There have been a number of leaks, stories and public interviews suggesting due diligence is proving a difficult time for prospective buyers. The in-depth review process will always produce questions to be answered by owners and directors with most easily answered, some result in a correction or clarification being made and some will result in a slight change to the offer or in extreme cases the cancellation of an offer.


Any deals being discussed at the moment are made more difficult by the uncertainty in the world. Valuation models should look at the future potential of a business as much, if not more than the history and predicting the future is currently almost impossible – will there be full crowds this season? Or any crowds? Or games? Will the EFL pay money to clubs? What conditions might be attached to any payments? Do these issues increase the risk of demands on loans or rights held over assets?

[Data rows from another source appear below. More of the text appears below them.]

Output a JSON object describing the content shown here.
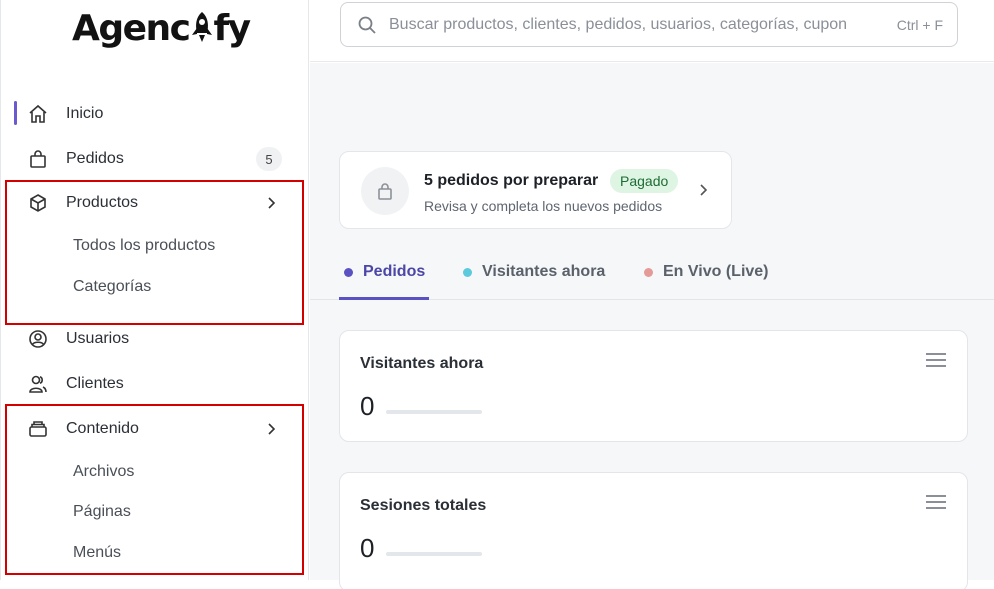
{
  "brand": {
    "name_prefix": "Agenc",
    "name_suffix": "fy"
  },
  "search": {
    "placeholder": "Buscar productos, clientes, pedidos, usuarios, categorías, cupon",
    "shortcut": "Ctrl + F"
  },
  "sidebar": {
    "home": "Inicio",
    "orders": "Pedidos",
    "orders_badge": "5",
    "products": "Productos",
    "products_sub": [
      "Todos los productos",
      "Categorías"
    ],
    "users": "Usuarios",
    "customers": "Clientes",
    "content": "Contenido",
    "content_sub": [
      "Archivos",
      "Páginas",
      "Menús"
    ]
  },
  "order_card": {
    "title": "5 pedidos por preparar",
    "status": "Pagado",
    "subtitle": "Revisa y completa los nuevos pedidos"
  },
  "tabs": [
    {
      "label": "Pedidos",
      "color": "#5a52c2"
    },
    {
      "label": "Visitantes ahora",
      "color": "#5cc9dc"
    },
    {
      "label": "En Vivo (Live)",
      "color": "#e49a97"
    }
  ],
  "metrics": [
    {
      "title": "Visitantes ahora",
      "value": "0"
    },
    {
      "title": "Sesiones totales",
      "value": "0"
    }
  ],
  "annotation_color": "#d40000"
}
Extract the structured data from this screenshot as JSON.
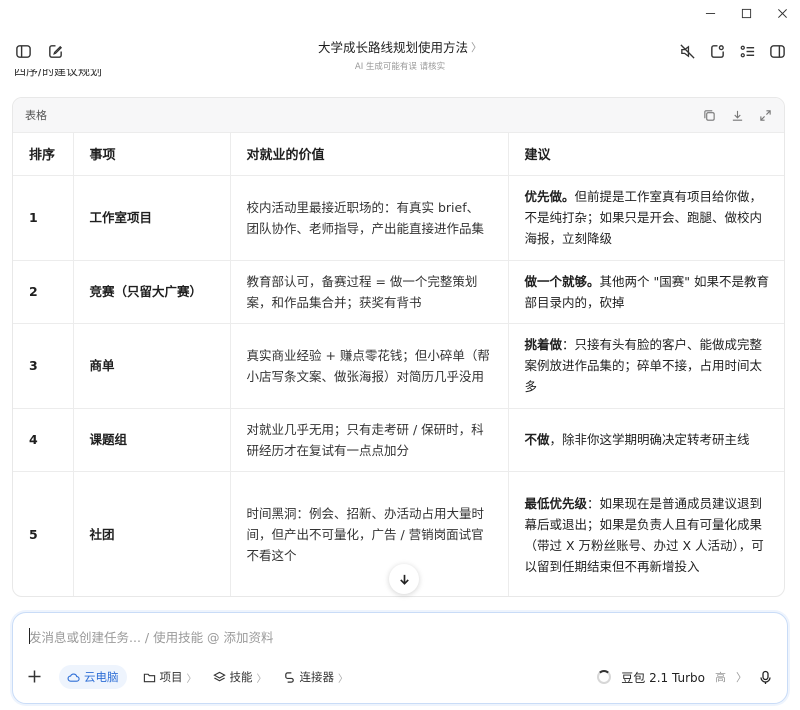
{
  "header": {
    "title": "大学成长路线规划使用方法",
    "title_chevron": "〉",
    "subtitle": "AI 生成可能有误 请核实"
  },
  "cutoff_text": "四序/的建议规划",
  "table_card": {
    "label": "表格",
    "columns": [
      "排序",
      "事项",
      "对就业的价值",
      "建议"
    ],
    "rows": [
      {
        "rank": "1",
        "item": "工作室项目",
        "value": "校内活动里最接近职场的：有真实 brief、团队协作、老师指导，产出能直接进作品集",
        "suggest_bold": "优先做。",
        "suggest_rest": "但前提是工作室真有项目给你做，不是纯打杂；如果只是开会、跑腿、做校内海报，立刻降级"
      },
      {
        "rank": "2",
        "item": "竞赛（只留大广赛）",
        "value": "教育部认可，备赛过程 = 做一个完整策划案，和作品集合并；获奖有背书",
        "suggest_bold": "做一个就够。",
        "suggest_rest": "其他两个 \"国赛\" 如果不是教育部目录内的，砍掉"
      },
      {
        "rank": "3",
        "item": "商单",
        "value": "真实商业经验 + 赚点零花钱；但小碎单（帮小店写条文案、做张海报）对简历几乎没用",
        "suggest_bold": "挑着做",
        "suggest_rest": "：只接有头有脸的客户、能做成完整案例放进作品集的；碎单不接，占用时间太多"
      },
      {
        "rank": "4",
        "item": "课题组",
        "value": "对就业几乎无用；只有走考研 / 保研时，科研经历才在复试有一点点加分",
        "suggest_bold": "不做",
        "suggest_rest": "，除非你这学期明确决定转考研主线"
      },
      {
        "rank": "5",
        "item": "社团",
        "value": "时间黑洞：例会、招新、办活动占用大量时间，但产出不可量化，广告 / 营销岗面试官不看这个",
        "suggest_bold": "最低优先级",
        "suggest_rest": "：如果现在是普通成员建议退到幕后或退出；如果是负责人且有可量化成果（带过 X 万粉丝账号、办过 X 人活动），可以留到任期结束但不再新增投入"
      }
    ]
  },
  "composer": {
    "placeholder": "发消息或创建任务... / 使用技能 @ 添加资料",
    "chips": {
      "cloud": "云电脑",
      "project": "项目",
      "skills": "技能",
      "connector": "连接器"
    },
    "chip_chevron": "〉",
    "model_name": "豆包 2.1 Turbo",
    "model_tier": "高",
    "model_chevron": "〉"
  },
  "colors": {
    "accent": "#2f6fd6",
    "composer_border": "#c9dcf7",
    "card_header_bg": "#f7f7f8"
  }
}
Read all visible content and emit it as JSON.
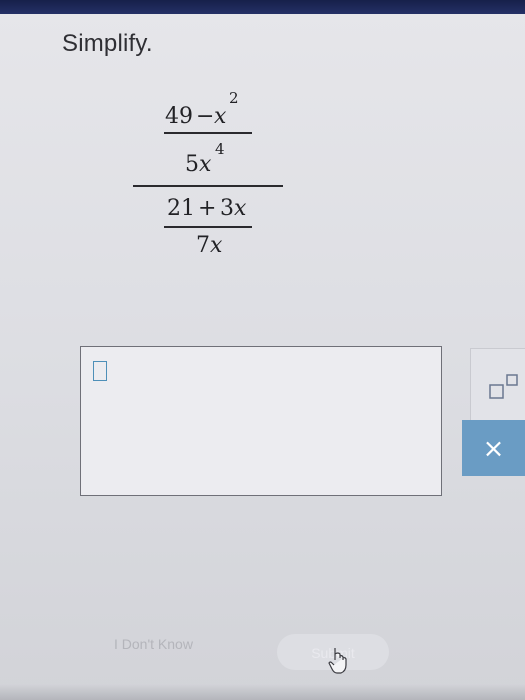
{
  "prompt": "Simplify.",
  "expression": {
    "top_numerator": {
      "constant": "49",
      "op": "−",
      "var": "x",
      "exp": "2"
    },
    "top_denominator": {
      "coef": "5",
      "var": "x",
      "exp": "4"
    },
    "bottom_numerator": {
      "constant": "21",
      "op": "+",
      "term": "3",
      "var": "x"
    },
    "bottom_denominator": {
      "coef": "7",
      "var": "x"
    }
  },
  "answer_input": {
    "value": ""
  },
  "buttons": {
    "clear_label": "×",
    "dont_know_label": "I Don't Know",
    "submit_label": "Submit"
  },
  "icons": {
    "template": "fraction-template-icon",
    "cursor": "hand-pointer-icon"
  },
  "colors": {
    "accent": "#6a9cc4",
    "header": "#1d2756",
    "slot": "#4e8fb8"
  }
}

This all adds pressure during the due diligence phase. Such issues are generally resolvable as long as neither party cling to their extreme starting positive or negative view. No one sells a company refusing to compromise and no one buys at the price first discussed. The first thing the owners need to accept is to compromise to get a sale over the line. Possibly over the current uncertainty, possibly over their starting valuation, but either way, step one is compromise more generously than has happened to date.


The second issue I imagine is causing a sticking point is the agreement of roles and responsibilities going forwards. Stewart Donald doesn’t strike me as someone who walks away easily from a business that hasn’t gone to plan. I suspect the potential for growth and the appeal of promotion is hard to walk away from too, especially if there’s a suggestion he could still be involved in some way, able to earn in the future and be part of the magical journey he dreamed off two years ago.


Equally, I imagine anyone thinking of taking over is hopeful of as clean a break as possible, reaping any future rewards themselves without sharing them with hanger on minority shareholders. I’m sure a compromise can be done in terms of involvement as well as finances, but I worry that, in trying to stay involved, Donald might prevent any deal happening at all. Perhaps the most profitable way for him to sell is to walk away completely.


In the same way as we need Speakman and Johnson to use the next few days to resolve concerns and help the club move forwards, it is also the time for the current owners to reach out to prospective owners and, through compromise on finances and involvement, find a resolution to the situation we currently find ourselves in. There is a lot of work to be done to turn this club around and we can’t afford to delay any longer. Equally, with every passing day, the club becomes slightly less attractive than it did the day before that. How long can that go on with any hope of a favourable outcome.


So, come on Stewart, let’s make sure we go into January with a well-prepared Academy and First Team set up but also some big changes in and around the boardroom. Only you can make it happen.